For many years, I spent most of my after-schools and Saturdays at the school library. Being the only student there on most weekends, I'd earned the quiet permission of the librarians to move a round cushion over to whatever rack I was exploring that day and settle against something solid, with the weight of a book in my hands. Their modest collection of mostly science books and curated classics became my entire world. When you're there long enough, you don't just read books—you inhabit them. Especially the history books and encyclopedias that traced how we got from there to here. Those stories of discovery never got old, no matter how many times I read them.

It's the feeling I go back to in my head whenever I read. There was something magical about that time and space: the comfortable, organized interconnectedness of it all, where I could follow my curiosity from ancient civilizations to modern science without ever feeling lost. Everything had its place, and I had mine too—wherever I'd dragged that cushion.
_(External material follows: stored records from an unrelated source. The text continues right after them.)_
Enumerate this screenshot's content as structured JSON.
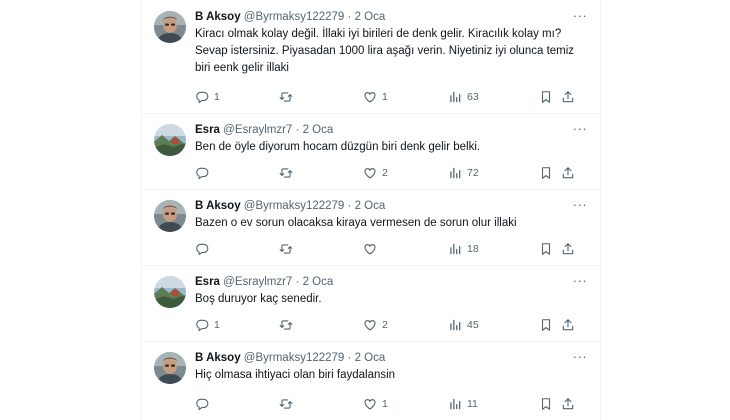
{
  "tweets": [
    {
      "name": "B Aksoy",
      "handle": "@Byrmaksy122279",
      "separator": "·",
      "date": "2 Oca",
      "more": "···",
      "lines": [
        "Kiracı olmak kolay değil. İllaki iyi birileri de denk gelir. Kiracılık kolay mı?",
        "Sevap istersiniz. Piyasadan 1000 lira aşağı verin. Niyetiniz iyi olunca temiz",
        "biri eenk gelir illaki"
      ],
      "replies": "1",
      "retweets": "",
      "likes": "1",
      "views": "63",
      "avatar": "man"
    },
    {
      "name": "Esra",
      "handle": "@Esraylmzr7",
      "separator": "·",
      "date": "2 Oca",
      "more": "···",
      "lines": [
        "Ben de öyle diyorum hocam düzgün biri denk gelir belki."
      ],
      "replies": "",
      "retweets": "",
      "likes": "2",
      "views": "72",
      "avatar": "landscape"
    },
    {
      "name": "B Aksoy",
      "handle": "@Byrmaksy122279",
      "separator": "·",
      "date": "2 Oca",
      "more": "···",
      "lines": [
        "Bazen o ev sorun olacaksa kiraya vermesen de sorun olur illaki"
      ],
      "replies": "",
      "retweets": "",
      "likes": "",
      "views": "18",
      "avatar": "man"
    },
    {
      "name": "Esra",
      "handle": "@Esraylmzr7",
      "separator": "·",
      "date": "2 Oca",
      "more": "···",
      "lines": [
        "Boş duruyor kaç senedir."
      ],
      "replies": "1",
      "retweets": "",
      "likes": "2",
      "views": "45",
      "avatar": "landscape"
    },
    {
      "name": "B Aksoy",
      "handle": "@Byrmaksy122279",
      "separator": "·",
      "date": "2 Oca",
      "more": "···",
      "lines": [
        "Hiç olmasa ihtiyaci olan biri faydalansin"
      ],
      "replies": "",
      "retweets": "",
      "likes": "1",
      "views": "11",
      "avatar": "man"
    }
  ],
  "colors": {
    "text": "#0f1419",
    "secondary": "#536471",
    "divider": "#eff3f4"
  },
  "icons": {
    "reply": "reply-icon",
    "retweet": "retweet-icon",
    "like": "like-icon",
    "views": "views-icon",
    "bookmark": "bookmark-icon",
    "share": "share-icon"
  }
}
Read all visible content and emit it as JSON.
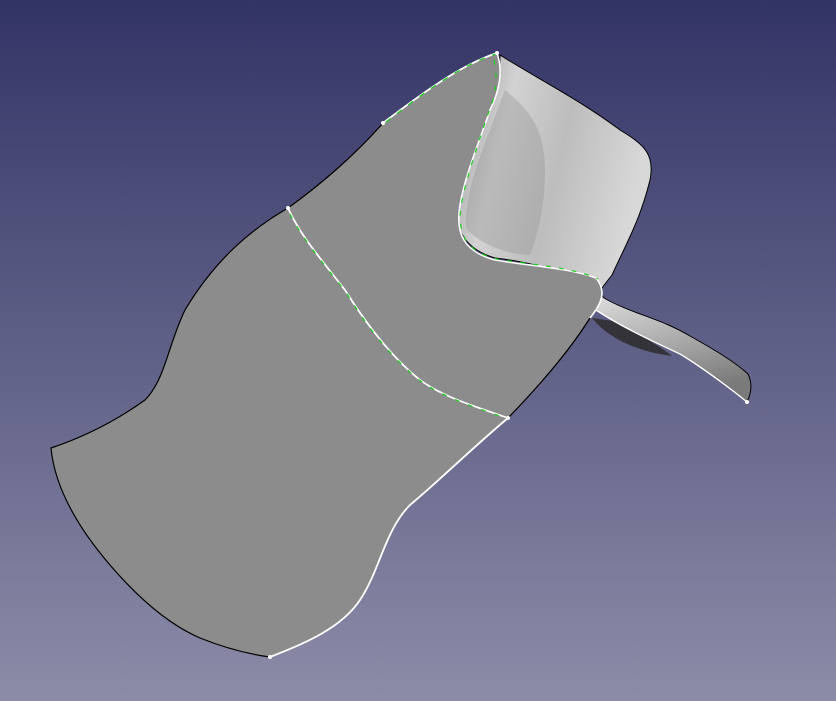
{
  "viewport": {
    "background_top": "#333466",
    "background_bottom": "#8c8ca8"
  },
  "model": {
    "face_color": "#8c8c8c",
    "shaded_light": "#dcdcdc",
    "shaded_mid": "#b4b4b4",
    "shaded_dark": "#6e6e6e",
    "edge_color": "#000000",
    "highlight_edge": "#ffffff",
    "selection_color": "#1ecc1e"
  }
}
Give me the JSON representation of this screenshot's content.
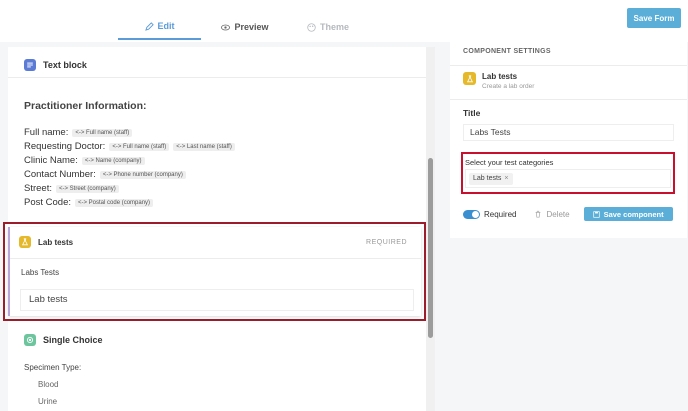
{
  "tabs": {
    "edit": "Edit",
    "preview": "Preview",
    "theme": "Theme"
  },
  "header": {
    "save_form": "Save Form"
  },
  "text_block": {
    "title": "Text block",
    "section_title": "Practitioner Information:",
    "lines": [
      {
        "label": "Full name:",
        "tags": [
          "<-> Full name (staff)"
        ]
      },
      {
        "label": "Requesting Doctor:",
        "tags": [
          "<-> Full name (staff)",
          "<-> Last name (staff)"
        ]
      },
      {
        "label": "Clinic Name:",
        "tags": [
          "<-> Name (company)"
        ]
      },
      {
        "label": "Contact Number:",
        "tags": [
          "<-> Phone number (company)"
        ]
      },
      {
        "label": "Street:",
        "tags": [
          "<-> Street (company)"
        ]
      },
      {
        "label": "Post Code:",
        "tags": [
          "<-> Postal code (company)"
        ]
      }
    ]
  },
  "lab_block": {
    "title": "Lab tests",
    "required": "REQUIRED",
    "field_label": "Labs Tests",
    "input_value": "Lab tests"
  },
  "single_choice": {
    "title": "Single Choice",
    "label": "Specimen Type:",
    "options": [
      "Blood",
      "Urine"
    ]
  },
  "panel": {
    "title": "COMPONENT SETTINGS",
    "component_name": "Lab tests",
    "component_desc": "Create a lab order",
    "title_label": "Title",
    "title_value": "Labs Tests",
    "categories_label": "Select your test categories",
    "chip": "Lab tests",
    "chip_remove": "×",
    "required_label": "Required",
    "delete_label": "Delete",
    "save_component": "Save component"
  },
  "colors": {
    "accent": "#5aaed8",
    "highlight_border": "#c8102e",
    "text_block_icon": "#5b7bd5",
    "lab_icon": "#e5b92a",
    "choice_icon": "#6cc59d"
  }
}
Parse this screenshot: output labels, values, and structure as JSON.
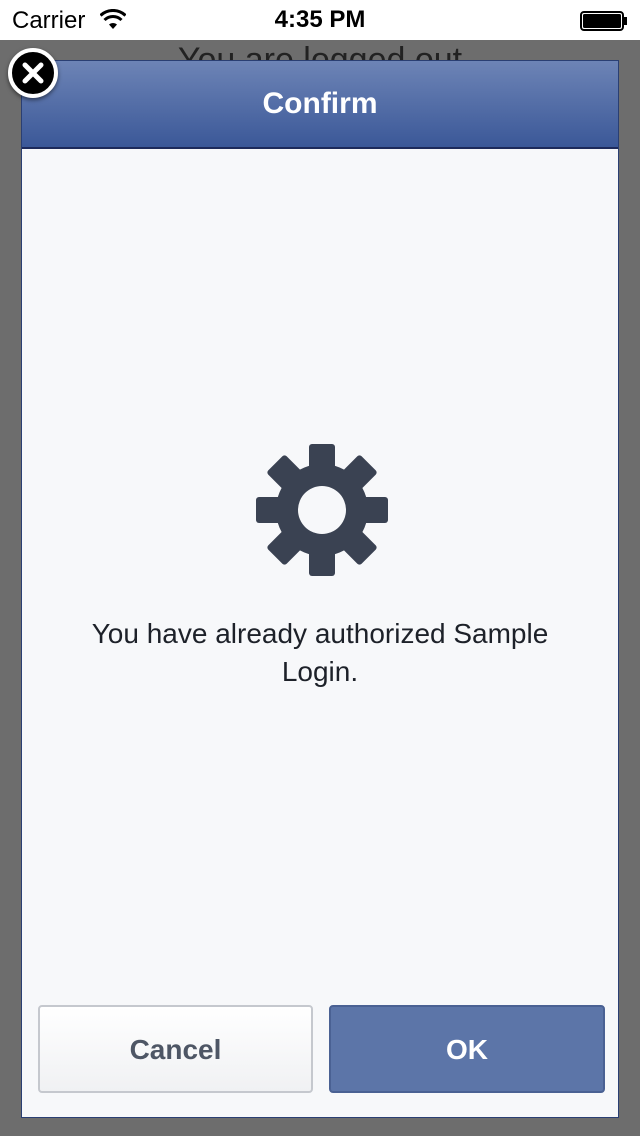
{
  "status_bar": {
    "carrier": "Carrier",
    "time": "4:35 PM"
  },
  "background": {
    "text": "You are logged out"
  },
  "dialog": {
    "title": "Confirm",
    "message": "You have already authorized Sample Login.",
    "cancel_label": "Cancel",
    "ok_label": "OK"
  },
  "icons": {
    "close": "close-icon",
    "gear": "gear-icon",
    "wifi": "wifi-icon",
    "battery": "battery-icon"
  },
  "colors": {
    "header_top": "#6d84b6",
    "header_bottom": "#3b5898",
    "ok_button": "#5c75a8",
    "gear": "#3a4252"
  }
}
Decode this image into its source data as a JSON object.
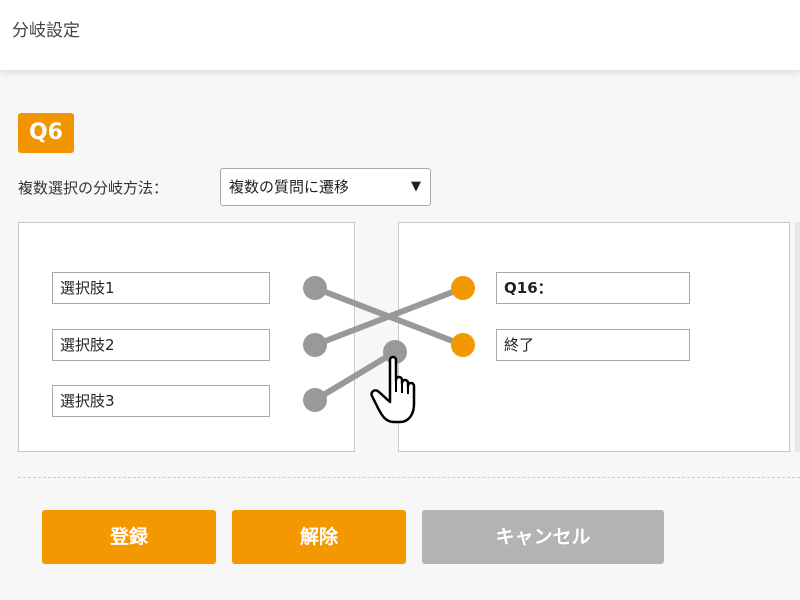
{
  "header": {
    "title": "分岐設定"
  },
  "question": {
    "badge": "Q6"
  },
  "branch_method": {
    "label": "複数選択の分岐方法：",
    "selected": "複数の質問に遷移",
    "arrow_icon": "triangle-down-icon"
  },
  "choices": [
    {
      "label": "選択肢1"
    },
    {
      "label": "選択肢2"
    },
    {
      "label": "選択肢3"
    }
  ],
  "targets": [
    {
      "label": "Q16："
    },
    {
      "label": "終了"
    }
  ],
  "buttons": {
    "register": "登録",
    "release": "解除",
    "cancel": "キャンセル"
  },
  "colors": {
    "accent": "#f39800",
    "connector_gray": "#999999",
    "disabled": "#b3b3b3"
  },
  "icons": {
    "cursor": "hand-pointer-icon"
  }
}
But somewhere along the way, that feeling got lost. At some point, most of my reading turned into screens, websites, and the internet. All the information in the world at my fingertips, but very little of that familiar comfort. Screens don't have the same warmth, the same clarity. Instead, there's information buried in databases, concepts scattered across pages, and no cushion to sit on while I figure it all out.

Life got busier after that. School, work, less time for those long afternoons with books. But the curiosity never really went away, it just found new outlets. In university, I fell into reading journals and research papers, and later, they became my way of understanding new ideas and keeping up with discoveries. Here was the cutting edge of human knowledge, the modern equivalent of those encyclopedia entries that had fascinated me as a child.

But reading them always felt like archaeology. I'd dig through citations, lose track of which papers were actually interesting, and struggle to connect ideas across different fields. The magic was buried and intangible.

At the end of the day, whether it's an illustrated encyclopedia, website, or a research paper, I'm still looking to understand the stories—stories about how the world works, how we got here, and where we might be going next.

So when I found myself in a rather explorative period in my work, I decided to start reshaping the medium to my liking and make some software to bring back a little of that feeling—something to recreate that sense of comfort and clarity I remember from my library days. Where concepts can be explained simply, where connections between ideas become visible, and where the joy of discovery doesn't get lost in the chaos of information.


I call it Research (although I did briefly consider Wonder or Atlas). It doesn't solve everything, but it brings back just enough of that library feeling to make reading on computers feel like discovery again instead of work.